"Wunder werden da jetzt nicht passieren“, sagt Bundeskanzlerin Angela Merkel am Ende, in ihrer unnachahmlich nüchternen Art. Mehr als fünf Stunden hat die Kanzlerin da mit den Ministerpräsidenten und der Pharmaindustrie übers Impfen gesprochen. Es könnte, mag mancher insgeheim vorher gedacht haben, alles viel einfacher sein und schneller gehen, wenn doch nur alle an einem Strang ziehen und der Massenimpfung den ersehnten Schub geben wollen.
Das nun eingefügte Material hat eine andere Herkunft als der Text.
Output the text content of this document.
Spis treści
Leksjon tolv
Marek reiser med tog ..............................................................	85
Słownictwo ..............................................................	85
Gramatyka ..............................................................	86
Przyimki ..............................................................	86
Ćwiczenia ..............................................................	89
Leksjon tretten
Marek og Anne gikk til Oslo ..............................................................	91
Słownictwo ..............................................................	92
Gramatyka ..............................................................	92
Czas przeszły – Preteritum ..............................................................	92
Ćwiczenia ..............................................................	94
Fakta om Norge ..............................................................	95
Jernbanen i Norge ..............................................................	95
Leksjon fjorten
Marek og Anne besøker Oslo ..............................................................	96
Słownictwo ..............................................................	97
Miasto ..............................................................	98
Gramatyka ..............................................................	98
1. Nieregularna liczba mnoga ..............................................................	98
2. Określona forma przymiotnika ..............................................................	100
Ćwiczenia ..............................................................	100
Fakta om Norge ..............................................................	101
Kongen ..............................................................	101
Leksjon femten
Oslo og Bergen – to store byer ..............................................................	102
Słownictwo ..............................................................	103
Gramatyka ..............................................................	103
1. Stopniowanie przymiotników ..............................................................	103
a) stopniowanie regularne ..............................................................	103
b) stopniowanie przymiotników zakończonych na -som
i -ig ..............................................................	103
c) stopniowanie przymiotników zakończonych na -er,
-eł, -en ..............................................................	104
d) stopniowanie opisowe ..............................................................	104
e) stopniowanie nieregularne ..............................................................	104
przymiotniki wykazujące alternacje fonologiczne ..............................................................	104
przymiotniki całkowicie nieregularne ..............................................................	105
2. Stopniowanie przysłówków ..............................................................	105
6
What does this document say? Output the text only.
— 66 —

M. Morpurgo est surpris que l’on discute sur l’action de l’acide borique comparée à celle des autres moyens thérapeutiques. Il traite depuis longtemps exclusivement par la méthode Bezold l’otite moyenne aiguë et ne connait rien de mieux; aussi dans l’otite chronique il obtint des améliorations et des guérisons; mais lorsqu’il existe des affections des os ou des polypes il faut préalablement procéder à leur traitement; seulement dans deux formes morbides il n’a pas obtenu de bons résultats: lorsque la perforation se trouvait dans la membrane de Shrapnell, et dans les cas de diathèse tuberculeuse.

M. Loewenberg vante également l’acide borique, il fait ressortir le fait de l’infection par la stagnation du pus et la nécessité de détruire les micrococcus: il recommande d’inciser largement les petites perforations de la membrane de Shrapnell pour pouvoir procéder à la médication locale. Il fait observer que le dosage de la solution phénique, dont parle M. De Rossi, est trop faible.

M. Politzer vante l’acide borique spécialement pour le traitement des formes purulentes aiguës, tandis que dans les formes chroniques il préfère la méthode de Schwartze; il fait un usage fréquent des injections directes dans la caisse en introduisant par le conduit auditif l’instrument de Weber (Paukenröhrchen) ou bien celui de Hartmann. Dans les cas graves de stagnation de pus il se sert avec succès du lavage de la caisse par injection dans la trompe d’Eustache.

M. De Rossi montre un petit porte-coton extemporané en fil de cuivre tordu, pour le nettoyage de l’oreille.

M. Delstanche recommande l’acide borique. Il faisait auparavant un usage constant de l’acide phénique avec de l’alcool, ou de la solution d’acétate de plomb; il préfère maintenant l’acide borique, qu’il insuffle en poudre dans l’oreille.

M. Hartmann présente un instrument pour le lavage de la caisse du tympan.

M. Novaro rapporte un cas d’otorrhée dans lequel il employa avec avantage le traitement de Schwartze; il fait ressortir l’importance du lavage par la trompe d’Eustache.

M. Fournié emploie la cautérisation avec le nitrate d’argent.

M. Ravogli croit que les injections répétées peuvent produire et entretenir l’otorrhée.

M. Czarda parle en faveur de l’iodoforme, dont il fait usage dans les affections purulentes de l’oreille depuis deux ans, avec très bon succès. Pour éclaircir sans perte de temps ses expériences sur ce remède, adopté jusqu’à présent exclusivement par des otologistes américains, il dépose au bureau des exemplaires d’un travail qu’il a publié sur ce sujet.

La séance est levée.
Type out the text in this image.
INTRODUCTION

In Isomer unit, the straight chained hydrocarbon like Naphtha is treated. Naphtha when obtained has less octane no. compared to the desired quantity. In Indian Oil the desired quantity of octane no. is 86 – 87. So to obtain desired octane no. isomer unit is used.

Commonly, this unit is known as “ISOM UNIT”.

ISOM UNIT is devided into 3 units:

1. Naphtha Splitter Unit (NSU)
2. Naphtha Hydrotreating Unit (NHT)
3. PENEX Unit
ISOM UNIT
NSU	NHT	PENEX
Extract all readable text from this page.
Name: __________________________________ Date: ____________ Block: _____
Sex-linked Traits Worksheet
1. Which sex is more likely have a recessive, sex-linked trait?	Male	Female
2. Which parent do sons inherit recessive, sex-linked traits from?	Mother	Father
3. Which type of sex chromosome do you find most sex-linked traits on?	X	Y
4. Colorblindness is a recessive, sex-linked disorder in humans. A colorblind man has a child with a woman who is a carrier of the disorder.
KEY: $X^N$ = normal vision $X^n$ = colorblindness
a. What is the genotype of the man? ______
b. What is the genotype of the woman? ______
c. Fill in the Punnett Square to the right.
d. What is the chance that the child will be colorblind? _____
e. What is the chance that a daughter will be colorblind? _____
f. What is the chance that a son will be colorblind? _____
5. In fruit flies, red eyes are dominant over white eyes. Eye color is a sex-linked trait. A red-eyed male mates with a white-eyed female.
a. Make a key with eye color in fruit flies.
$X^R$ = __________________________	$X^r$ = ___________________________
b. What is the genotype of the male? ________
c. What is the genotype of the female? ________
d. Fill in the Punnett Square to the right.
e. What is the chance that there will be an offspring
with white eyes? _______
Unsichere Liefertermine für den knappen Impfstoff, dauerbesetzte Termin-Hotlines und leer stehende Impfzentren sorgen nämlich seit Wochen für Zoff. Die Bundestagswahl im September rückt auch näher. Die SPD warf Bundesgesundheitsminister Jens Spahn (CDU) jedenfalls schon vor Tagen vor, beim Impfen lange eher Dienst nach Vorschrift gemacht zu haben.
Jetzt ist der „Impfgipfel“ vorbei, und Berlins Regierender Bürgermeister, Michael Müller (SPD), muss einräumen: „Es bleiben angespannte Wochen, die vor uns liegen.“ Beeindruckt haben die Politiker wohl vor allem die Ausführungen der Hersteller, die für die umfangreichste Impfaktion der Republik aufs Tempo drücken –und doch nicht zu viel versprechen wollen.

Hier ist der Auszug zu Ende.